In the last year, Pakistan has seen significant shifts in the way it engages with the world beyond its borders. The Chinese and the China-Pakistan Economic Corridor were undoubtedly catalytic, but the swing away from the Arab connection and the recalibration of our relationship with some states on the Arabian Peninsula, all point to some fundamental rethinking about how we do business with the rest of the world — and this is much to be welcomed. In broad terms, Pakistan is today looking to the north and the east, and the news that it has gained full accession to the Shanghai Cooperation Organisation (SCO) is clear evidence of that. The announcement was made by Russian President Vladimir Putin at the fifteenth meeting of the SCO in the Russian city of Ufa. Prime Minister Nawaz Sharif also met with President Putin for the first time, and both leaders were mutually positive regarding their countries’ future relationships.

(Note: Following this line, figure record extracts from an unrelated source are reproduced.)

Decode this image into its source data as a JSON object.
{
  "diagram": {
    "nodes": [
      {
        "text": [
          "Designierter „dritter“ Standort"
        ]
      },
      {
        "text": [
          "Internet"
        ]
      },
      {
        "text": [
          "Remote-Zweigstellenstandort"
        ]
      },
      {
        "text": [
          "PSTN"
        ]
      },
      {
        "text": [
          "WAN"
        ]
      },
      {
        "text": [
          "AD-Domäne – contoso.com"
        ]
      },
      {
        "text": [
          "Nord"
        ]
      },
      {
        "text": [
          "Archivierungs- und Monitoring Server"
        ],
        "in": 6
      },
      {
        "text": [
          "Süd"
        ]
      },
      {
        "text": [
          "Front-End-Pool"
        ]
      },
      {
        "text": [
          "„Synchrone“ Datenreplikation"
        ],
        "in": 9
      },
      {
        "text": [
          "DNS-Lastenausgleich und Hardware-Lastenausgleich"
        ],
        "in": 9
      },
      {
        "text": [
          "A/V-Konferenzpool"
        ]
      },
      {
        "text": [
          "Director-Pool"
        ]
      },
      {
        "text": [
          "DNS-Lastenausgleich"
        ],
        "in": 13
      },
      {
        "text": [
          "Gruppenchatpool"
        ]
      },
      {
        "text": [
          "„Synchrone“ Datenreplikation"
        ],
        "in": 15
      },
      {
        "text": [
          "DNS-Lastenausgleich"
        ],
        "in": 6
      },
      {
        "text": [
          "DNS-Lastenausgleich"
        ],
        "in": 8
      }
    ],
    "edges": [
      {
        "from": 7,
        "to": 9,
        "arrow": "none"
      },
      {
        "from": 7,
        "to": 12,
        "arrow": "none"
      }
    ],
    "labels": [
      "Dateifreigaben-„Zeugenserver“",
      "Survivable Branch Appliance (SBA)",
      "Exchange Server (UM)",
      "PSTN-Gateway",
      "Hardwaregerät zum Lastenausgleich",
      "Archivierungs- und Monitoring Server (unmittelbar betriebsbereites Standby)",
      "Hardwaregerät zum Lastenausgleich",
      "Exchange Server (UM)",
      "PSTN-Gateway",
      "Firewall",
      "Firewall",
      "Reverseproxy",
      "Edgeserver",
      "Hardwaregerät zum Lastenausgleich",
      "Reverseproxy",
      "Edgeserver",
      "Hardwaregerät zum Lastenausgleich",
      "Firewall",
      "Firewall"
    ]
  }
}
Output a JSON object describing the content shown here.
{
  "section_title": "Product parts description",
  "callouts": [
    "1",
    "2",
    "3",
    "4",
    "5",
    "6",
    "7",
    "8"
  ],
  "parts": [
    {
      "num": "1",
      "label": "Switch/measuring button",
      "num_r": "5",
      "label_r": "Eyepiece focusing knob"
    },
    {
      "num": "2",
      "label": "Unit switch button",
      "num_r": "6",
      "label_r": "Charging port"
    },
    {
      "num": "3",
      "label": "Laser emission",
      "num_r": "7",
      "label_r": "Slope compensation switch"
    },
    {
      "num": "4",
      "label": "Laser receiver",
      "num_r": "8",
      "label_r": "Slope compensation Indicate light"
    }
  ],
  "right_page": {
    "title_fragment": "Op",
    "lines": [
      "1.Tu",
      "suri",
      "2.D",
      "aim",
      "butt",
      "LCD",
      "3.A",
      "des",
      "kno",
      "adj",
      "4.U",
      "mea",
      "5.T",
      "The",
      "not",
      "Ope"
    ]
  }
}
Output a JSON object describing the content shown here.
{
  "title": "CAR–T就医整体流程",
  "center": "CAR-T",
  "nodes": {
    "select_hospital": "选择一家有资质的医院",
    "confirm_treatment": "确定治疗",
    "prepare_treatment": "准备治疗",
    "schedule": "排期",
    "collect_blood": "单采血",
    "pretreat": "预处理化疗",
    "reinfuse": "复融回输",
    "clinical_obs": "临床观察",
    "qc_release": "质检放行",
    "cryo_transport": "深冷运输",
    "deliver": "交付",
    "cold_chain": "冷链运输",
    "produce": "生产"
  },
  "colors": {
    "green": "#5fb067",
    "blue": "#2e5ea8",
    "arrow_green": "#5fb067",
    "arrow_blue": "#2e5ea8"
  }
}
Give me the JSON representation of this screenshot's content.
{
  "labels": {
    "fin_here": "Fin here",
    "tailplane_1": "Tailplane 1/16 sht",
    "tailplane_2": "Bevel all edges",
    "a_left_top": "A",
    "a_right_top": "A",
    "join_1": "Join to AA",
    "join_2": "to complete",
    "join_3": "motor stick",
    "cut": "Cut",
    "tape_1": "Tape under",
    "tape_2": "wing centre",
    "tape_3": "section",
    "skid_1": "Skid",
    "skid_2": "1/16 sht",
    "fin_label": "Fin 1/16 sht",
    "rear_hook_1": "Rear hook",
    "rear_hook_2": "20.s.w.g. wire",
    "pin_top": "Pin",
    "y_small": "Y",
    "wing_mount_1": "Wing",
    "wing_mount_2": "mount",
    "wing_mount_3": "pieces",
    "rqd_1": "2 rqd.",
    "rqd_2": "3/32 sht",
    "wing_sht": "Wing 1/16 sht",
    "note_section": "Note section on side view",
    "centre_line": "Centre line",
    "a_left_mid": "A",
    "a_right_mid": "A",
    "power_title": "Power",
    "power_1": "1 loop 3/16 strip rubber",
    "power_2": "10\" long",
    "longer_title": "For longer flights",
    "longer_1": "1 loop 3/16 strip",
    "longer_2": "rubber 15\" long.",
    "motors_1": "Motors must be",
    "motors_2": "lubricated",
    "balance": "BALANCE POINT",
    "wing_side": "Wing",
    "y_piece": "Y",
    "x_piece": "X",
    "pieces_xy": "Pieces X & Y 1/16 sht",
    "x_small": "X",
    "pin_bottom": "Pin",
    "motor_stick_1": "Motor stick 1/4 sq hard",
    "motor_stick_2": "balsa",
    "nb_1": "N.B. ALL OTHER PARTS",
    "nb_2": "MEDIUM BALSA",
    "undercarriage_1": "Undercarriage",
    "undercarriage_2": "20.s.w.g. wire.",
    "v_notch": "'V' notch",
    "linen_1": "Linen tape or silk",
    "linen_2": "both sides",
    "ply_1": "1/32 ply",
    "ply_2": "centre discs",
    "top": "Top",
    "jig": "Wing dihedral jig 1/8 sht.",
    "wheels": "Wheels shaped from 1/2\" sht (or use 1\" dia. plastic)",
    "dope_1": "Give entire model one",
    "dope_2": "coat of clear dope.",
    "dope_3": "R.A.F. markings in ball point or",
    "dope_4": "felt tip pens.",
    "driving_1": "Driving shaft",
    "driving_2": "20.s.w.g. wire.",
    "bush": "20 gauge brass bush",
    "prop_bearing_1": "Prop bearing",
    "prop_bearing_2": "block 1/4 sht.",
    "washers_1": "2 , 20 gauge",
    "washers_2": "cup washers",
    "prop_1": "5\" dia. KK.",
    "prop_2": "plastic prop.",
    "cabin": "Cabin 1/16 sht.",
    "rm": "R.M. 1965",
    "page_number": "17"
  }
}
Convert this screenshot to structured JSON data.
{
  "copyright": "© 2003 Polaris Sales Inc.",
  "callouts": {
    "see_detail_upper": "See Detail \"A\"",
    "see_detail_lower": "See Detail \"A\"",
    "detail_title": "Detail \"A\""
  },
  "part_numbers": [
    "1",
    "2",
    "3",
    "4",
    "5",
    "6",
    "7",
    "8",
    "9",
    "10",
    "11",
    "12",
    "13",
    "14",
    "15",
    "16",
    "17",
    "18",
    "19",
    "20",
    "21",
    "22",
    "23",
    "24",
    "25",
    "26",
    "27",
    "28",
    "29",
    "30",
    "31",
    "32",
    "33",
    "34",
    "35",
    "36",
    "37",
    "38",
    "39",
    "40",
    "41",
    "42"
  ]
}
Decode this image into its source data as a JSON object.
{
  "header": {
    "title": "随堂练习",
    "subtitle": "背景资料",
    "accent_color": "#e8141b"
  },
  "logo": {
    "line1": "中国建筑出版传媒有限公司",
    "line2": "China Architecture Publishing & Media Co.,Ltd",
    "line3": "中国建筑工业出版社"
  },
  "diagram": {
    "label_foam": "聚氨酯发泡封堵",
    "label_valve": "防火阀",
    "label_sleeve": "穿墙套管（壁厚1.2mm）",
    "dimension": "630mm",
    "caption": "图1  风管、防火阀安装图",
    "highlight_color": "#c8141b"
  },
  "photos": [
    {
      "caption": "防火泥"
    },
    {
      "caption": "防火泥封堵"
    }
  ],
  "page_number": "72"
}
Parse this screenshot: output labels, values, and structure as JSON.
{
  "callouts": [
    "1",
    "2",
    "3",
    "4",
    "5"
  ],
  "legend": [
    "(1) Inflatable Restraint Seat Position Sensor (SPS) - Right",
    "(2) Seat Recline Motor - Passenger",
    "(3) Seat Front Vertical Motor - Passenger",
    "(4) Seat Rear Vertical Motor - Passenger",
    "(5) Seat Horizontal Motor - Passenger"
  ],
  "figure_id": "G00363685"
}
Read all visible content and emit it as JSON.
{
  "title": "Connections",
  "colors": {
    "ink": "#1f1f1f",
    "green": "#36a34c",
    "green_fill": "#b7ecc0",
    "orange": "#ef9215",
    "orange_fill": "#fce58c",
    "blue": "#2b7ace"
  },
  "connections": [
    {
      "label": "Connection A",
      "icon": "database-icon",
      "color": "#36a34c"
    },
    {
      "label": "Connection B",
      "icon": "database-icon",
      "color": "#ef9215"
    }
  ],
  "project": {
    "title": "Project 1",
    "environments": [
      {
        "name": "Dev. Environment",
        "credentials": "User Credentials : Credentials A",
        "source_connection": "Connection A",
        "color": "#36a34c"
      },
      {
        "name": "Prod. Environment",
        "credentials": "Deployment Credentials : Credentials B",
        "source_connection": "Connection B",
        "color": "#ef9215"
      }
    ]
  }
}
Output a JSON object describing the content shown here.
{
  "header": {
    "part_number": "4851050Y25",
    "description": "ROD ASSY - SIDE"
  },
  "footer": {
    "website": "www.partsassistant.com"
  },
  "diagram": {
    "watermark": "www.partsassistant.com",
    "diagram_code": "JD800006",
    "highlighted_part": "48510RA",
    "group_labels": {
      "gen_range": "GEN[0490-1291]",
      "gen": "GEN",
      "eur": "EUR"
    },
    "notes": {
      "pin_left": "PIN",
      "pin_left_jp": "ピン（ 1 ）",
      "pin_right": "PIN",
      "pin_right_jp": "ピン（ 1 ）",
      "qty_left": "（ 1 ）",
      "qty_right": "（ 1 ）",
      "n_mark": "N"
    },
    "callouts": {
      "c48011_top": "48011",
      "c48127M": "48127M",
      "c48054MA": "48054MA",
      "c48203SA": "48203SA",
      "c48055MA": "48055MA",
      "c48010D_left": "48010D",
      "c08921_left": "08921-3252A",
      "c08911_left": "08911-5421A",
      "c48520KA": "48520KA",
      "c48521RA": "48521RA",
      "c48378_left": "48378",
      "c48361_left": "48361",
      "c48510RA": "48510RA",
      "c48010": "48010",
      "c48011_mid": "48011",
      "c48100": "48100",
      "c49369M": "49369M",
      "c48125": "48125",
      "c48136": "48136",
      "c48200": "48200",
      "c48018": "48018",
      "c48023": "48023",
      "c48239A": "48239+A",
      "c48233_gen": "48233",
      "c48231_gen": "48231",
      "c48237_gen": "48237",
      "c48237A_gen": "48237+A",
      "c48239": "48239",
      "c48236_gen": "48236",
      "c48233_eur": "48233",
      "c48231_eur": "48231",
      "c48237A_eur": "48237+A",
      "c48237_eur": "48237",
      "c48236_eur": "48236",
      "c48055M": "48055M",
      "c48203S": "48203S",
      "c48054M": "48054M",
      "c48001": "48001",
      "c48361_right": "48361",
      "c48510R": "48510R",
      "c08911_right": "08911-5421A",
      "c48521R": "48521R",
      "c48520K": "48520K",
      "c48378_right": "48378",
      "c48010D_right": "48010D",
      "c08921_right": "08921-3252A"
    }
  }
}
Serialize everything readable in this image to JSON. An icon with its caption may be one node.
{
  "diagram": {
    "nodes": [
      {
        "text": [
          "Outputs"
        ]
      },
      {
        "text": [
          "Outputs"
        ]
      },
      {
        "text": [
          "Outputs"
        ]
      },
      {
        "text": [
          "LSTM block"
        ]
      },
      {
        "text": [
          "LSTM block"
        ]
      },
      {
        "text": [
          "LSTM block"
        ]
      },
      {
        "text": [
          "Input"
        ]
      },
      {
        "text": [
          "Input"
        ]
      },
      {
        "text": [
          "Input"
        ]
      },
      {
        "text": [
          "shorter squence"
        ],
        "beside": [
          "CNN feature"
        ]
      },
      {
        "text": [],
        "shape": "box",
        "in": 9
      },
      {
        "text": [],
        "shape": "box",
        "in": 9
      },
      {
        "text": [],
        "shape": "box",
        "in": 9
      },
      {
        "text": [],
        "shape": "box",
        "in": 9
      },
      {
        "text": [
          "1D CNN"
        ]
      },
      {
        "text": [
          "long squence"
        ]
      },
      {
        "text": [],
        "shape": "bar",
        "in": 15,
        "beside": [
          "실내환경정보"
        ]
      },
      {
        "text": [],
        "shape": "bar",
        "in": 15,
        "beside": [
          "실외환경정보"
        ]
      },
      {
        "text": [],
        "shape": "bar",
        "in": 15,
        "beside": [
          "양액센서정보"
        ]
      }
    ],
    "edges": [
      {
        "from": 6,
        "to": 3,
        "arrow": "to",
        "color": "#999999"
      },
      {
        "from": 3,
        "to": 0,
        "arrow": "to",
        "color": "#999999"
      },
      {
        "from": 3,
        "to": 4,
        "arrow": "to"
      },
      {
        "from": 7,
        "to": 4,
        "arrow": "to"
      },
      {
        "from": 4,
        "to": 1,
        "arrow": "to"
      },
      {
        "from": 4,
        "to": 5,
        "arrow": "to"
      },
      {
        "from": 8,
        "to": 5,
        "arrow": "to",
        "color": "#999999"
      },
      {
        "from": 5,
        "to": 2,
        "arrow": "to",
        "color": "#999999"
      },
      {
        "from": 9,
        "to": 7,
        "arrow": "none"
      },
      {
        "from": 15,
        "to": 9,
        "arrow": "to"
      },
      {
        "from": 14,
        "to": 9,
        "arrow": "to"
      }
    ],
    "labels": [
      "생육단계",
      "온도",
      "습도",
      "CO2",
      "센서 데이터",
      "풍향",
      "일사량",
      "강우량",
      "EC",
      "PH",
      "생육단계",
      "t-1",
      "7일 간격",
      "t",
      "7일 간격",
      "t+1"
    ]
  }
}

The world is awash with grandly-named international organisations that hold self-congratulatory conferences every year. Once the conference season is over, little is heard of them until the conference season rolls around again. The SCO, however, really does appear to be an organisation the membership of which has benefits for Pakistan — and India, whose accession to the SCO was announced at the same time.
It is to be hoped that finding themselves at the same table in the SCO produces more in terms of bilateral easement for India and Pakistan than has the membership of Saarc, an organisation that performs below its potential, in part, because of the shared animosities of the two countries. The internal dynamics of the SCO are driven by China and Russia. China has already and very recently made it clear to India that the CPEC is none of India’s business, and Russia is likely to view the CPEC development as to its own advantage as well, it being another network that will be ‘plug and play’ for the export of energy resources, among other things. The countries of the SCO bloc are where Pakistan has economic opportunity, something that no country on the Arabian Peninsula is able to offer.
Published in The Express Tribune, July 12th, 2015.